Nasib Uighur dan Jerat Investasi Cina di Pakistan

0

Pelita.Online – Pada malam musim dingin yang dingin, Mohammad Hassan Abdul Hameed (34) berjalan menuju restorannya, melewati toko-toko sutra di Pasar Cina yang sibuk di Rawalpindi, Pakistan.

Dia, seperti kebanyakan yang lain, adalah seorang Uighur yang dianiaya dari provinsi Xinjiang di Cina.

Ayah Abdul Hameed tiba di Rawalpindi 50 tahun yang lalu untuk bekerja di sebuah wisma yang dikhususkan bagi Uighur yang akan pergi ke Arab Saudi untuk menunaikan ibadah haji.

Namun saat ini, wisma yang tidak jauh dari restoran Abdul Hameed itu dibiarkan menjadi pasar. Menurut warga, wisma ditutup atas permintaan Cina pada tahun 2006.

Orang-orang Uighur telah bermigrasi ke Pakistan sejak akhir abad ke-19 dan awal abad ke-20. Sebagian mereka bekerja sebagai pedagang dan sisanya sebagai pelarian dari kejamnya penganiayaan rezim komunis Cina.

Tindakan brutal Cina terhadap Uighur telah menjadi berita utama di seluruh dunia. Tiga juta orang Uighur diyakini telah ditahan di kamp konsentrasi yang disebut “kamp pendidikan ulang”. Mereka dipaksa untuk meninggalkan Islam.

Di Pakistan, ada sekitar 2.000 orang Uighur, selama beberapa dekade mereka tidak terlalu menampakkan diri, sehingga sangat sedikit orang yang bahkan menyadari keberadaan mereka.

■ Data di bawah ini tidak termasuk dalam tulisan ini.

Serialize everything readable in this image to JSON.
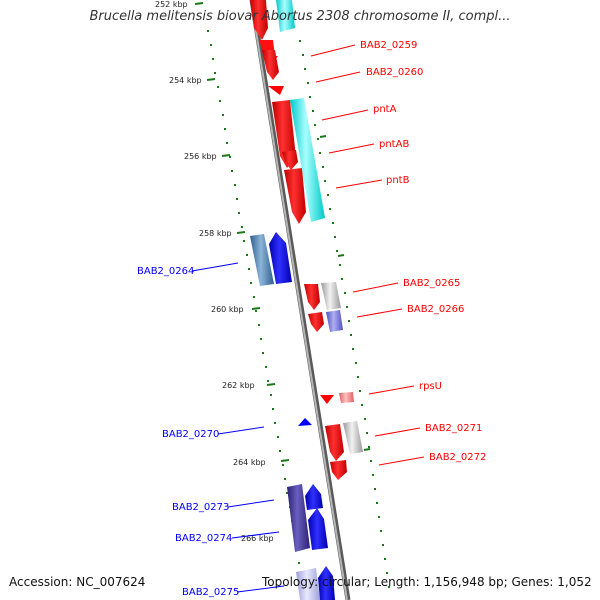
{
  "title": "Brucella melitensis biovar Abortus 2308 chromosome II, compl...",
  "footer": {
    "accession": "Accession: NC_007624",
    "topology": "Topology: circular; Length: 1,156,948 bp; Genes: 1,052"
  },
  "colors": {
    "forward_gene": "#ff0000",
    "reverse_gene": "#0000ff",
    "backbone": "#8a8a8a",
    "tick": "#1a7a1a",
    "cyan_cds": "#00e5e5",
    "steel_cds": "#4a7fb0",
    "indigo_cds": "#3a2f8a",
    "grey_cds": "#c8c8c8"
  },
  "kbp_ticks": [
    "252 kbp",
    "254 kbp",
    "256 kbp",
    "258 kbp",
    "260 kbp",
    "262 kbp",
    "264 kbp",
    "266 kbp"
  ],
  "genes_right": [
    "BAB2_0259",
    "BAB2_0260",
    "pntA",
    "pntAB",
    "pntB",
    "BAB2_0265",
    "BAB2_0266",
    "rpsU",
    "BAB2_0271",
    "BAB2_0272"
  ],
  "genes_left": [
    "BAB2_0264",
    "BAB2_0270",
    "BAB2_0273",
    "BAB2_0274",
    "BAB2_0275"
  ]
}
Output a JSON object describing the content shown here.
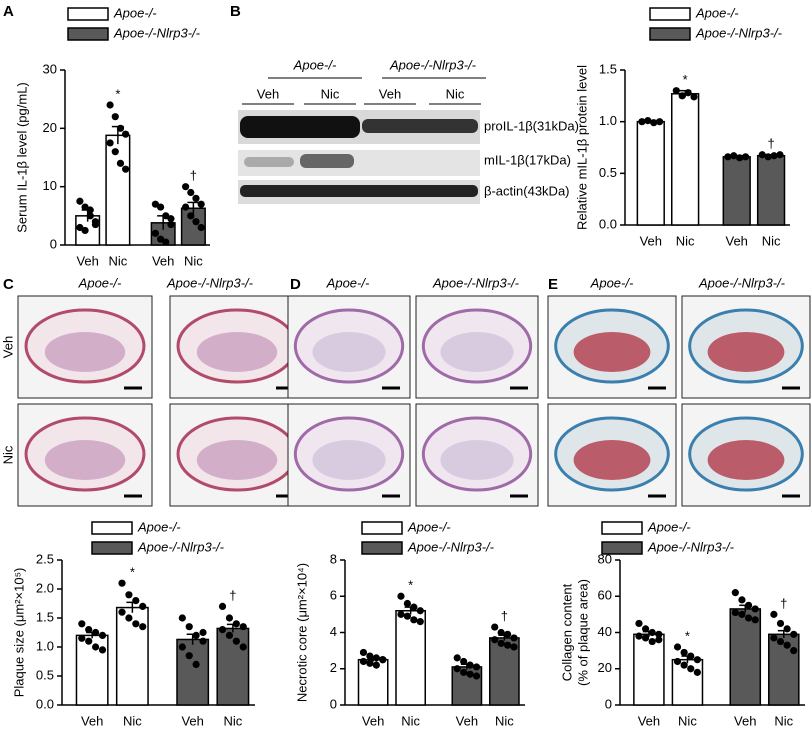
{
  "panel_labels": [
    "A",
    "B",
    "C",
    "D",
    "E"
  ],
  "blot": {
    "groups": [
      "Apoe-/-",
      "Apoe-/-Nlrp3-/-"
    ],
    "conditions": [
      "Veh",
      "Nic",
      "Veh",
      "Nic"
    ],
    "bands": [
      "proIL-1β(31kDa)",
      "mIL-1β(17kDa)",
      "β-actin(43kDa)"
    ]
  },
  "histology": [
    {
      "columns": [
        "Apoe-/-",
        "Apoe-/-Nlrp3-/-"
      ],
      "rows": [
        "Veh",
        "Nic"
      ]
    },
    {
      "columns": [
        "Apoe-/-",
        "Apoe-/-Nlrp3-/-"
      ]
    },
    {
      "columns": [
        "Apoe-/-",
        "Apoe-/-Nlrp3-/-"
      ]
    }
  ],
  "chart_data": [
    {
      "type": "bar",
      "ylabel": "Serum IL-1β level (pg/mL)",
      "categories": [
        "Veh",
        "Nic",
        "Veh",
        "Nic"
      ],
      "ylim": [
        0,
        30
      ],
      "yticks": [
        0,
        10,
        20,
        30
      ],
      "significance": [
        null,
        "*",
        null,
        "†"
      ],
      "series": [
        {
          "name": "Apoe-/-",
          "color": "#ffffff",
          "values": [
            5.0,
            18.8,
            null,
            null
          ],
          "errors": [
            1.0,
            1.5,
            null,
            null
          ],
          "points": [
            [
              7.5,
              6.5,
              5.0,
              4.0,
              3.0,
              2.5,
              6.0,
              3.5
            ],
            [
              24,
              22,
              20,
              19,
              17.5,
              16,
              14,
              13
            ],
            null,
            null
          ]
        },
        {
          "name": "Apoe-/-Nlrp3-/-",
          "color": "#595959",
          "values": [
            null,
            null,
            3.8,
            6.3
          ],
          "errors": [
            null,
            null,
            1.2,
            1.0
          ],
          "points": [
            null,
            null,
            [
              7.0,
              6.5,
              5.0,
              3.5,
              2.0,
              1.0,
              0.5,
              4.5
            ],
            [
              10,
              9,
              8,
              7,
              6.5,
              5,
              4,
              3
            ]
          ]
        }
      ]
    },
    {
      "type": "bar",
      "ylabel": "Relative mIL-1β protein level",
      "categories": [
        "Veh",
        "Nic",
        "Veh",
        "Nic"
      ],
      "ylim": [
        0,
        1.5
      ],
      "yticks": [
        {
          "value": 0,
          "label": "0.0"
        },
        0.5,
        {
          "value": 1,
          "label": "1.0"
        },
        1.5
      ],
      "significance": [
        null,
        "*",
        null,
        "†"
      ],
      "series": [
        {
          "name": "Apoe-/-",
          "color": "#ffffff",
          "values": [
            1.0,
            1.27,
            null,
            null
          ],
          "errors": [
            0.01,
            0.03,
            null,
            null
          ],
          "points": [
            [
              1.0,
              1.01,
              0.99,
              1.0
            ],
            [
              1.3,
              1.25,
              1.28,
              1.24
            ],
            null,
            null
          ]
        },
        {
          "name": "Apoe-/-Nlrp3-/-",
          "color": "#595959",
          "values": [
            null,
            null,
            0.66,
            0.67
          ],
          "errors": [
            null,
            null,
            0.01,
            0.01
          ],
          "points": [
            null,
            null,
            [
              0.66,
              0.67,
              0.65,
              0.66
            ],
            [
              0.68,
              0.66,
              0.67,
              0.68
            ]
          ]
        }
      ]
    },
    {
      "type": "bar",
      "ylabel": "Plaque size (μm²×10⁵)",
      "categories": [
        "Veh",
        "Nic",
        "Veh",
        "Nic"
      ],
      "ylim": [
        0,
        2.5
      ],
      "yticks": [
        {
          "value": 0,
          "label": "0.0"
        },
        0.5,
        {
          "value": 1,
          "label": "1.0"
        },
        1.5,
        {
          "value": 2,
          "label": "2.0"
        },
        2.5
      ],
      "significance": [
        null,
        "*",
        null,
        "†"
      ],
      "series": [
        {
          "name": "Apoe-/-",
          "color": "#ffffff",
          "values": [
            1.2,
            1.68,
            null,
            null
          ],
          "errors": [
            0.05,
            0.09,
            null,
            null
          ],
          "points": [
            [
              1.4,
              1.3,
              1.25,
              1.2,
              1.15,
              1.1,
              1.0,
              0.95
            ],
            [
              2.1,
              1.9,
              1.8,
              1.7,
              1.6,
              1.5,
              1.4,
              1.35
            ]
          ]
        },
        {
          "name": "Apoe-/-Nlrp3-/-",
          "color": "#595959",
          "values": [
            null,
            null,
            1.13,
            1.32
          ],
          "errors": [
            null,
            null,
            0.09,
            0.07
          ],
          "points": [
            null,
            null,
            [
              1.5,
              1.35,
              1.2,
              1.1,
              1.0,
              0.85,
              0.7,
              1.25
            ],
            [
              1.7,
              1.5,
              1.4,
              1.35,
              1.3,
              1.2,
              1.1,
              1.0
            ]
          ]
        }
      ]
    },
    {
      "type": "bar",
      "ylabel": "Necrotic core (μm²×10⁴)",
      "categories": [
        "Veh",
        "Nic",
        "Veh",
        "Nic"
      ],
      "ylim": [
        0,
        8
      ],
      "yticks": [
        0,
        2,
        4,
        6,
        8
      ],
      "significance": [
        null,
        "*",
        null,
        "†"
      ],
      "series": [
        {
          "name": "Apoe-/-",
          "color": "#ffffff",
          "values": [
            2.5,
            5.2,
            null,
            null
          ],
          "errors": [
            0.1,
            0.2,
            null,
            null
          ],
          "points": [
            [
              2.9,
              2.7,
              2.6,
              2.5,
              2.4,
              2.3,
              2.2,
              2.5
            ],
            [
              6.0,
              5.6,
              5.4,
              5.2,
              5.0,
              4.9,
              4.7,
              4.6
            ]
          ]
        },
        {
          "name": "Apoe-/-Nlrp3-/-",
          "color": "#595959",
          "values": [
            null,
            null,
            2.1,
            3.7
          ],
          "errors": [
            null,
            null,
            0.15,
            0.15
          ],
          "points": [
            null,
            null,
            [
              2.6,
              2.4,
              2.2,
              2.1,
              2.0,
              1.8,
              1.7,
              1.6
            ],
            [
              4.3,
              4.0,
              3.9,
              3.7,
              3.6,
              3.4,
              3.3,
              3.2
            ]
          ]
        }
      ]
    },
    {
      "type": "bar",
      "ylabel": [
        "Collagen content",
        "(% of plaque area)"
      ],
      "categories": [
        "Veh",
        "Nic",
        "Veh",
        "Nic"
      ],
      "ylim": [
        0,
        80
      ],
      "yticks": [
        0,
        20,
        40,
        60,
        80
      ],
      "significance": [
        null,
        "*",
        null,
        "†"
      ],
      "series": [
        {
          "name": "Apoe-/-",
          "color": "#ffffff",
          "values": [
            39,
            25,
            null,
            null
          ],
          "errors": [
            1.5,
            2.0,
            null,
            null
          ],
          "points": [
            [
              45,
              42,
              40,
              39,
              38,
              37,
              35,
              36
            ],
            [
              32,
              29,
              27,
              25,
              24,
              22,
              20,
              18
            ]
          ]
        },
        {
          "name": "Apoe-/-Nlrp3-/-",
          "color": "#595959",
          "values": [
            null,
            null,
            53,
            39
          ],
          "errors": [
            null,
            null,
            2.0,
            2.0
          ],
          "points": [
            null,
            null,
            [
              62,
              58,
              55,
              53,
              51,
              50,
              48,
              47
            ],
            [
              50,
              45,
              42,
              39,
              37,
              35,
              33,
              30
            ]
          ]
        }
      ]
    }
  ]
}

Namun tetap saja keberadaan mereka tidak luput dari sorotan Cina yang menjadi “saudara besi” Pakistan karena memberi bantuan saat krisis ekonomi melanda. Menurut warga, Cina telah menekan Pakistan untuk tidak memberikan kritik.

“Mereka ingin menghabisi orang-orang Uighur,” kata Abdul Hameed, merujuk pada orang Cina. “Di sini, kita tidak bisa melakukan apa pun sesuai keinginan kita karena Cina mengejar kita.”

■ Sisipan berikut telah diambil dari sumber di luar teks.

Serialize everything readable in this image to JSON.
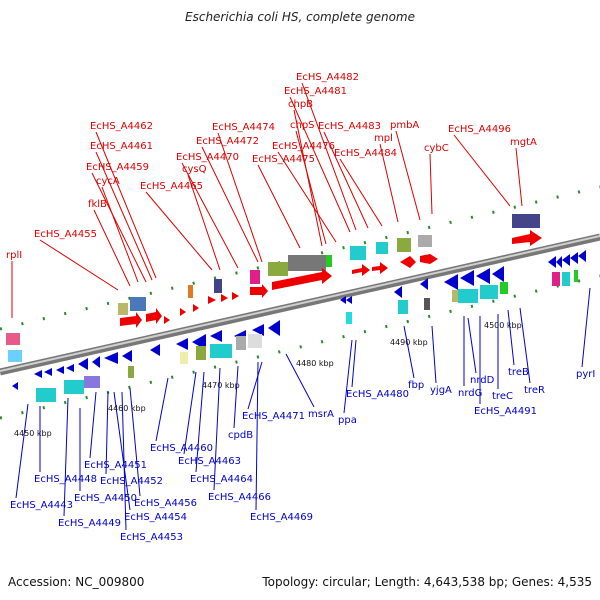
{
  "title": "Escherichia coli HS, complete genome",
  "footer": {
    "accession": "Accession: NC_009800",
    "topology": "Topology: circular; Length: 4,643,538 bp; Genes: 4,535"
  },
  "colors": {
    "forward_label": "#dd0000",
    "reverse_label": "#0000cc",
    "backbone": "#888888"
  },
  "ticks": [
    "4450 kbp",
    "4460 kbp",
    "4470 kbp",
    "4480 kbp",
    "4490 kbp",
    "4500 kbp"
  ],
  "forward_genes": [
    "rplI",
    "EcHS_A4455",
    "fklB",
    "cycA",
    "EcHS_A4459",
    "EcHS_A4461",
    "EcHS_A4462",
    "EcHS_A4465",
    "cysQ",
    "EcHS_A4470",
    "EcHS_A4472",
    "EcHS_A4474",
    "EcHS_A4475",
    "chpS",
    "chpB",
    "EcHS_A4476",
    "EcHS_A4481",
    "EcHS_A4482",
    "EcHS_A4483",
    "EcHS_A4484",
    "mpl",
    "pmbA",
    "cybC",
    "EcHS_A4496",
    "mgtA"
  ],
  "reverse_genes": [
    "EcHS_A4443",
    "EcHS_A4448",
    "EcHS_A4449",
    "EcHS_A4450",
    "EcHS_A4451",
    "EcHS_A4452",
    "EcHS_A4453",
    "EcHS_A4454",
    "EcHS_A4456",
    "EcHS_A4460",
    "EcHS_A4463",
    "EcHS_A4464",
    "EcHS_A4466",
    "cpdB",
    "EcHS_A4469",
    "EcHS_A4471",
    "msrA",
    "ppa",
    "EcHS_A4480",
    "fbp",
    "yjgA",
    "nrdG",
    "nrdD",
    "EcHS_A4491",
    "treC",
    "treB",
    "treR",
    "pyrI"
  ]
}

Perlu diketahui, Beijing telah menginvestasikan $ 62 miliar (sekitar Rp875 triliun) untuk pembangunan Koridor Ekonomi Cina-Pakistan (CPEC), yang akan menghubungkan Kashgar di Xinjiang ke pelabuhan Gwadar selatan di Pakistan. Cina juga telah menjanjikan bantuan keuangan kepada negara itu, yang sangat ingin menyelesaikan masalah ekonominya.

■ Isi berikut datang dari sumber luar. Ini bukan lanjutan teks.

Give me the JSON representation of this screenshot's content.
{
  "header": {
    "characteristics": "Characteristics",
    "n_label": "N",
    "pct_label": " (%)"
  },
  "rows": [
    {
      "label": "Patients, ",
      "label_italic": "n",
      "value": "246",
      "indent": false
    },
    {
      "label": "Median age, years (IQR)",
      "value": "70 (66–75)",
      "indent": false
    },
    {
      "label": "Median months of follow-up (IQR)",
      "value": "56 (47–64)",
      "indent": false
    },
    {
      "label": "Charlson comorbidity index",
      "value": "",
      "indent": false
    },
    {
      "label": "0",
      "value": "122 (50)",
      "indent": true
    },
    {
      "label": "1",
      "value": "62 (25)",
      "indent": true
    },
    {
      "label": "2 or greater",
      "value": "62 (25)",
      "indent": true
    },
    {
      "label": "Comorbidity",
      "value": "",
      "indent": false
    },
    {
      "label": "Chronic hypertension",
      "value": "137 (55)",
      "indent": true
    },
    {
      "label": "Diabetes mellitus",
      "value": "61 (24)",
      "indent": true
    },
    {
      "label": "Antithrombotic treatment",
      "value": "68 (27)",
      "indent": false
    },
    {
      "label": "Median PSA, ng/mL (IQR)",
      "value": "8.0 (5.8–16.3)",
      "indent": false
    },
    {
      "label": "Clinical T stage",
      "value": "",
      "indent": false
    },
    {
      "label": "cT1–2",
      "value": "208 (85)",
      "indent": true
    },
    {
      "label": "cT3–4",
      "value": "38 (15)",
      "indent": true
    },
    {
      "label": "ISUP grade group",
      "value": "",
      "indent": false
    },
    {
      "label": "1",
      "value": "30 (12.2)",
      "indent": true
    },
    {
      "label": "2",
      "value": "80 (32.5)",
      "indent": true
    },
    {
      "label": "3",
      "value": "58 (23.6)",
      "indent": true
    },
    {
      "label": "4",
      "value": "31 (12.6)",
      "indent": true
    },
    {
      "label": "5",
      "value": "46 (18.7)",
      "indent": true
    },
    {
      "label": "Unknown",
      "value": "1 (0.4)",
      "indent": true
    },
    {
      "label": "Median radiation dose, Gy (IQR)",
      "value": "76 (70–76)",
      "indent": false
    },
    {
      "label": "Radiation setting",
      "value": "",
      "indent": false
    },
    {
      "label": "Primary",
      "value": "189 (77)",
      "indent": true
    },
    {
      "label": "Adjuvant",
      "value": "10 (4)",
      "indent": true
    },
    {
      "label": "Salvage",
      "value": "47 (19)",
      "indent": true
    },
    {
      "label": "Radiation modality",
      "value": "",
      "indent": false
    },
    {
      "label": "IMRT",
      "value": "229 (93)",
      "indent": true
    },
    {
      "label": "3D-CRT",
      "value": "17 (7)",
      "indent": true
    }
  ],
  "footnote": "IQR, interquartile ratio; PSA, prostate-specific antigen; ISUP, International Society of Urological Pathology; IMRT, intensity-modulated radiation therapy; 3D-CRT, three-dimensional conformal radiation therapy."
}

Meskipun Pakistan sering menyoroti nasib minoritas Muslim di seluruh dunia, dalam persoalan Uighur, negara itu tidak ingin membuat marah tetangganya yang kuat.

Orang-orang Uighur di Pakistan tahu betul apa yang terjadi di Cina karena banyak anggota keluarga mereka yang masih tinggal di Xinjiang. Mayoritas tidak dapat berkomunikasi dengan mereka selama dua tahun terakhir karena ditahan di kamp.

“Dari keluarga kami, 300 orang berada di dalam (kamp-kamp),” kata Abdul Hameed. “Bahkan kakakku ada di dalam.”

Abdul Latif, seorang pedagang sutra, menceritakan saudaranya yang tinggal di Xinjiang. “Tidak ada berita tentang mereka,” katanya.

“Kita tidak bisa menelepon mereka. Jika mereka mendapat telepon dari sini -sekalipun mereka tidak mengangkatnya- setelah beberapa jam polisi akan datang dan bertanya siapa yang menelepon, apa hubungannya dengan mereka, berapa lama sudah mengenal mereka. Hanya dengan alasan ini, mereka akan ditangkap.”